Ironically, that part does seem to be conjecture on Gamasutra's part rather than a direct quote from the report. Gamasutra are further guily of their own apples to oranges analysis where they state in the next section "What platform might they buy into instead? The majority of those surveyed (roughly 60 percent) said they wouldn't pay more than $400 for a VR headset next year, a price range which encompasses both the Samsung Gear VR and (
probably) the PlayStation VR headsets"
No mention of the 60% of people who are unwilling to pay more than $400 also being priced out of the market unless they already own a PS4.
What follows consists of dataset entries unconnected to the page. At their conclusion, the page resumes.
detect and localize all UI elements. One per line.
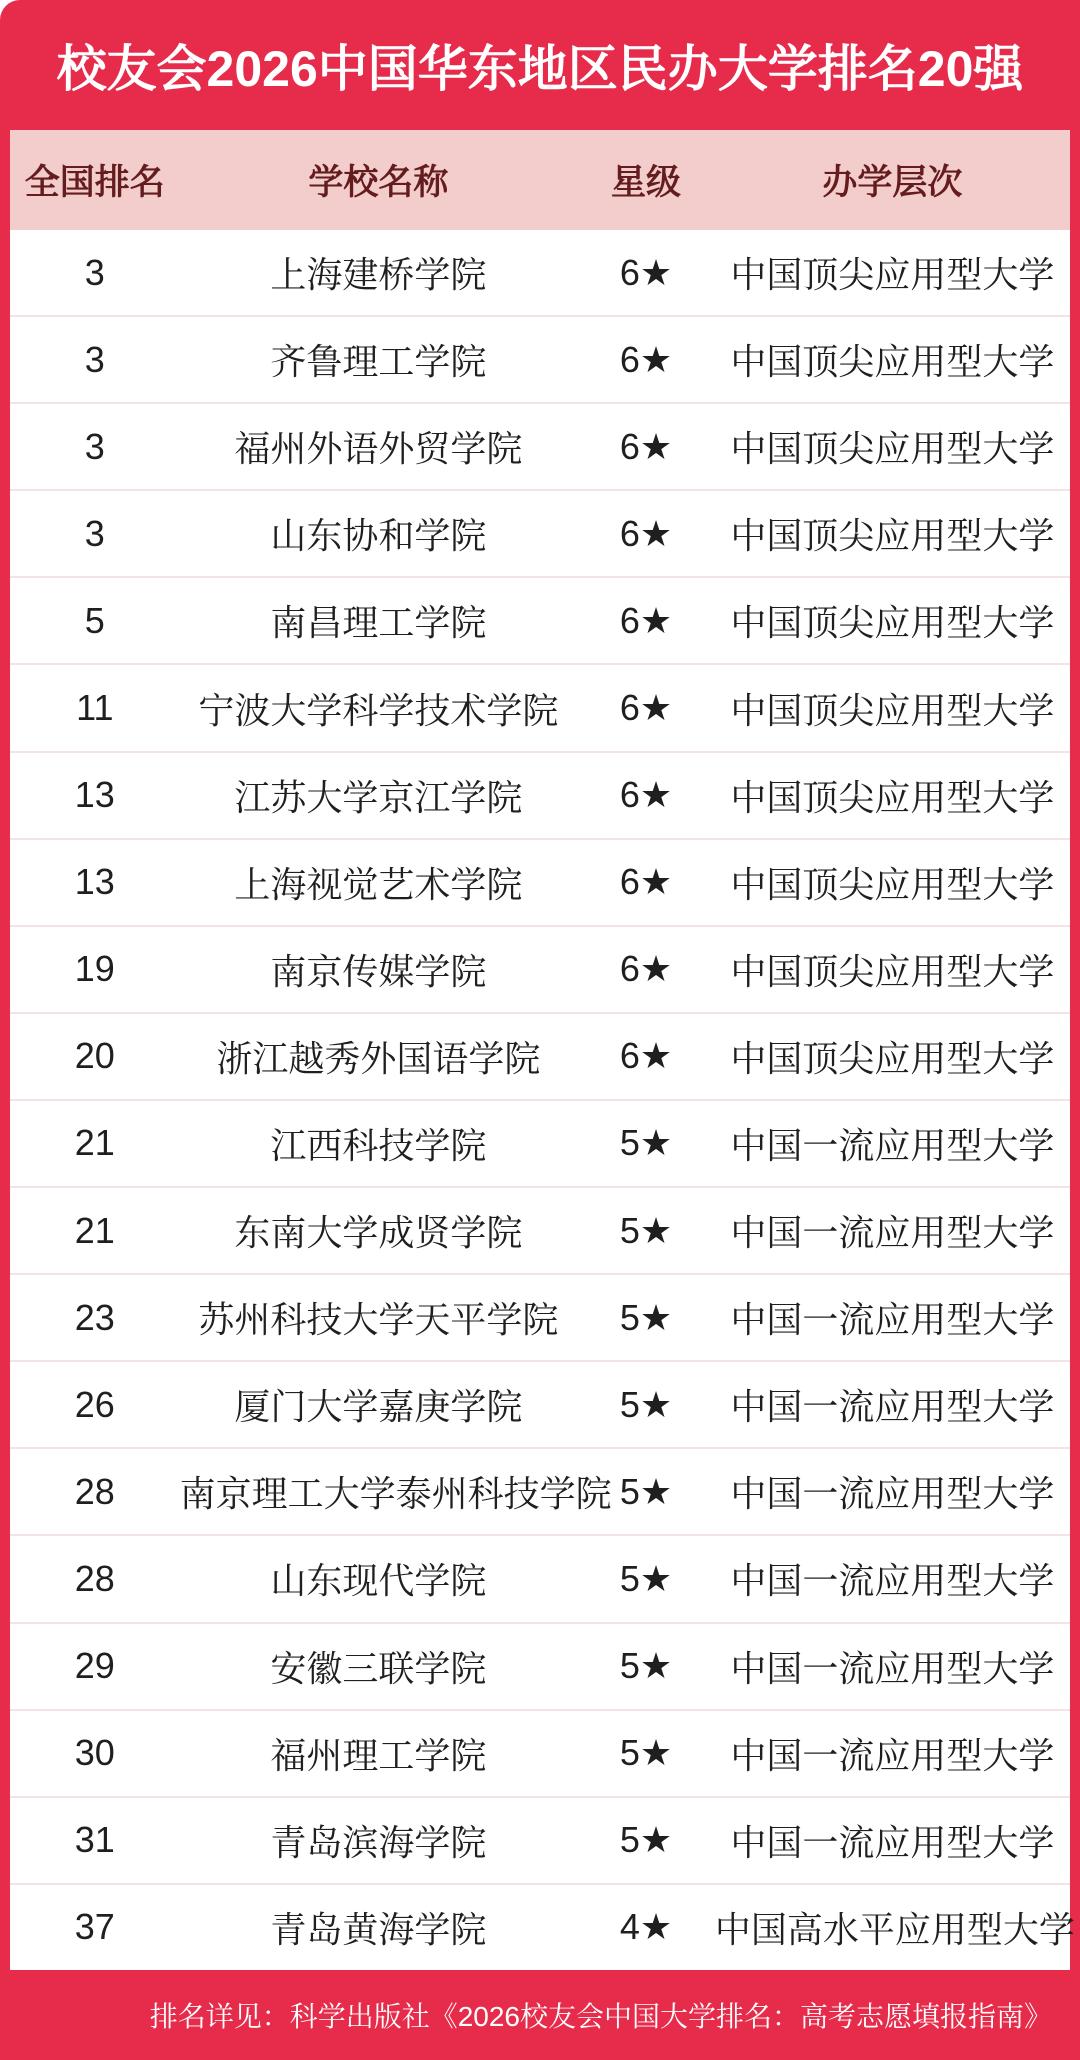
star-rating-cell: 4★ [619, 1906, 673, 1948]
star-rating-cell: 6★ [619, 251, 673, 293]
school-level-cell: 中国顶尖应用型大学 [730, 254, 1055, 296]
rank-cell: 20 [74, 1035, 115, 1077]
school-level-cell: 中国顶尖应用型大学 [730, 689, 1055, 731]
star-rating-cell: 5★ [619, 1470, 673, 1512]
table-row [10, 1622, 1070, 1709]
table-row [10, 1186, 1070, 1273]
table-row [10, 1709, 1070, 1796]
school-level-cell: 中国顶尖应用型大学 [730, 602, 1055, 644]
school-level-cell: 中国顶尖应用型大学 [730, 515, 1055, 557]
star-rating-cell: 5★ [619, 1645, 673, 1687]
page-title: 校友会2026中国华东地区民办大学排名20强 [56, 41, 1024, 97]
school-level-cell: 中国一流应用型大学 [730, 1299, 1055, 1341]
footer-banner [0, 1970, 1080, 2060]
star-rating-cell: 5★ [619, 1732, 673, 1774]
star-rating-cell: 6★ [619, 599, 673, 641]
rank-cell: 13 [74, 774, 115, 816]
star-rating-cell: 5★ [619, 1819, 673, 1861]
school-level-cell: 中国高水平应用型大学 [714, 1908, 1075, 1950]
rank-cell: 26 [74, 1383, 115, 1425]
school-name-cell: 宁波大学科学技术学院 [198, 689, 559, 731]
rank-cell: 37 [74, 1906, 115, 1948]
footer-note: 排名详见：科学出版社《2026校友会中国大学排名：高考志愿填报指南》 [149, 2001, 1052, 2032]
rank-cell: 3 [84, 425, 105, 467]
rank-cell: 31 [74, 1819, 115, 1861]
school-name-cell: 青岛滨海学院 [270, 1821, 487, 1863]
table-row [10, 1273, 1070, 1360]
school-name-cell: 东南大学成贤学院 [234, 1212, 523, 1254]
rank-cell: 11 [76, 687, 114, 729]
school-level-cell: 中国一流应用型大学 [730, 1734, 1055, 1776]
table-row [10, 1012, 1070, 1099]
school-name-cell: 山东现代学院 [270, 1560, 487, 1602]
star-rating-cell: 6★ [619, 774, 673, 816]
school-name-cell: 江西科技学院 [270, 1124, 487, 1166]
rank-cell: 19 [74, 948, 115, 990]
star-rating-cell: 5★ [619, 1122, 673, 1164]
school-name-cell: 南京传媒学院 [270, 950, 487, 992]
rank-cell: 3 [84, 512, 105, 554]
table-row [10, 925, 1070, 1012]
school-level-cell: 中国一流应用型大学 [730, 1647, 1055, 1689]
school-name-cell: 江苏大学京江学院 [234, 776, 523, 818]
school-level-cell: 中国顶尖应用型大学 [730, 341, 1055, 383]
header-school-name: 学校名称 [308, 163, 449, 202]
ranking-table [10, 130, 1075, 1970]
rank-cell: 21 [74, 1209, 115, 1251]
school-level-cell: 中国一流应用型大学 [730, 1473, 1055, 1515]
school-name-cell: 苏州科技大学天平学院 [198, 1299, 559, 1341]
table-row [10, 1360, 1070, 1447]
table-header-row [10, 130, 1070, 230]
school-level-cell: 中国一流应用型大学 [730, 1560, 1055, 1602]
table-row [10, 230, 1070, 315]
rank-cell: 5 [84, 599, 105, 641]
school-name-cell: 厦门大学嘉庚学院 [234, 1386, 523, 1428]
school-level-cell: 中国顶尖应用型大学 [730, 776, 1055, 818]
star-rating-cell: 6★ [619, 1035, 673, 1077]
rank-cell: 21 [74, 1122, 115, 1164]
header-national-rank: 全国排名 [24, 163, 165, 202]
rank-cell: 13 [74, 861, 115, 903]
star-rating-cell: 6★ [619, 948, 673, 990]
table-body [10, 230, 1075, 1970]
table-row [10, 1447, 1070, 1534]
school-name-cell: 齐鲁理工学院 [270, 341, 487, 383]
school-name-cell: 福州理工学院 [270, 1734, 487, 1776]
rank-cell: 28 [74, 1557, 115, 1599]
school-name-cell: 浙江越秀外国语学院 [216, 1037, 541, 1079]
school-name-cell: 南京理工大学泰州科技学院 [179, 1473, 612, 1515]
rank-cell: 30 [74, 1732, 115, 1774]
rank-cell: 3 [84, 251, 105, 293]
rank-cell: 28 [74, 1470, 115, 1512]
school-level-cell: 中国顶尖应用型大学 [730, 1037, 1055, 1079]
header-star-rating: 星级 [610, 163, 681, 202]
school-level-cell: 中国顶尖应用型大学 [730, 428, 1055, 470]
title-banner [0, 0, 1080, 130]
star-rating-cell: 6★ [619, 425, 673, 467]
star-rating-cell: 6★ [619, 687, 673, 729]
table-row [10, 751, 1070, 838]
star-rating-cell: 5★ [619, 1557, 673, 1599]
school-level-cell: 中国顶尖应用型大学 [730, 863, 1055, 905]
star-rating-cell: 5★ [619, 1383, 673, 1425]
table-row [10, 576, 1070, 663]
school-name-cell: 山东协和学院 [270, 515, 487, 557]
school-level-cell: 中国一流应用型大学 [730, 1124, 1055, 1166]
table-row [10, 1796, 1070, 1883]
star-rating-cell: 6★ [619, 512, 673, 554]
school-level-cell: 中国一流应用型大学 [730, 1212, 1055, 1254]
school-name-cell: 上海视觉艺术学院 [234, 863, 523, 905]
star-rating-cell: 5★ [619, 1296, 673, 1338]
school-name-cell: 青岛黄海学院 [270, 1908, 487, 1950]
school-level-cell: 中国一流应用型大学 [730, 1821, 1055, 1863]
table-row [10, 402, 1070, 489]
rank-cell: 23 [74, 1296, 115, 1338]
star-rating-cell: 5★ [619, 1209, 673, 1251]
table-row [10, 663, 1070, 750]
school-name-cell: 安徽三联学院 [270, 1647, 487, 1689]
star-rating-cell: 6★ [619, 338, 673, 380]
header-school-level: 办学层次 [822, 163, 963, 202]
rank-cell: 29 [74, 1645, 115, 1687]
table-row [10, 1883, 1075, 1970]
school-level-cell: 中国一流应用型大学 [730, 1386, 1055, 1428]
table-row [10, 489, 1070, 576]
table-row [10, 315, 1070, 402]
school-level-cell: 中国顶尖应用型大学 [730, 950, 1055, 992]
school-name-cell: 上海建桥学院 [270, 254, 487, 296]
school-name-cell: 南昌理工学院 [270, 602, 487, 644]
school-name-cell: 福州外语外贸学院 [234, 428, 523, 470]
rank-cell: 3 [84, 338, 105, 380]
table-row [10, 838, 1070, 925]
table-row [10, 1534, 1070, 1621]
star-rating-cell: 6★ [619, 861, 673, 903]
table-row [10, 1099, 1070, 1186]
So the actual conclusion here is that unless they already own a PS4 or PC that meets the OR minimum specs, then 60% of people would be unwilling to spend the greater than $400 that it would cost to get setup with either Oculus Rift or PSVR.
That's not to say PSVR doesn't have other advantages. Brand awareness is higher, existing install base of a system capable of powering it will be a lot higher and the cost to purchase such a system from scratch is much lower). But the conclusion that Oculus Rift is priced out of the $400-$600 bracket while PSVR isn't is at best misleading.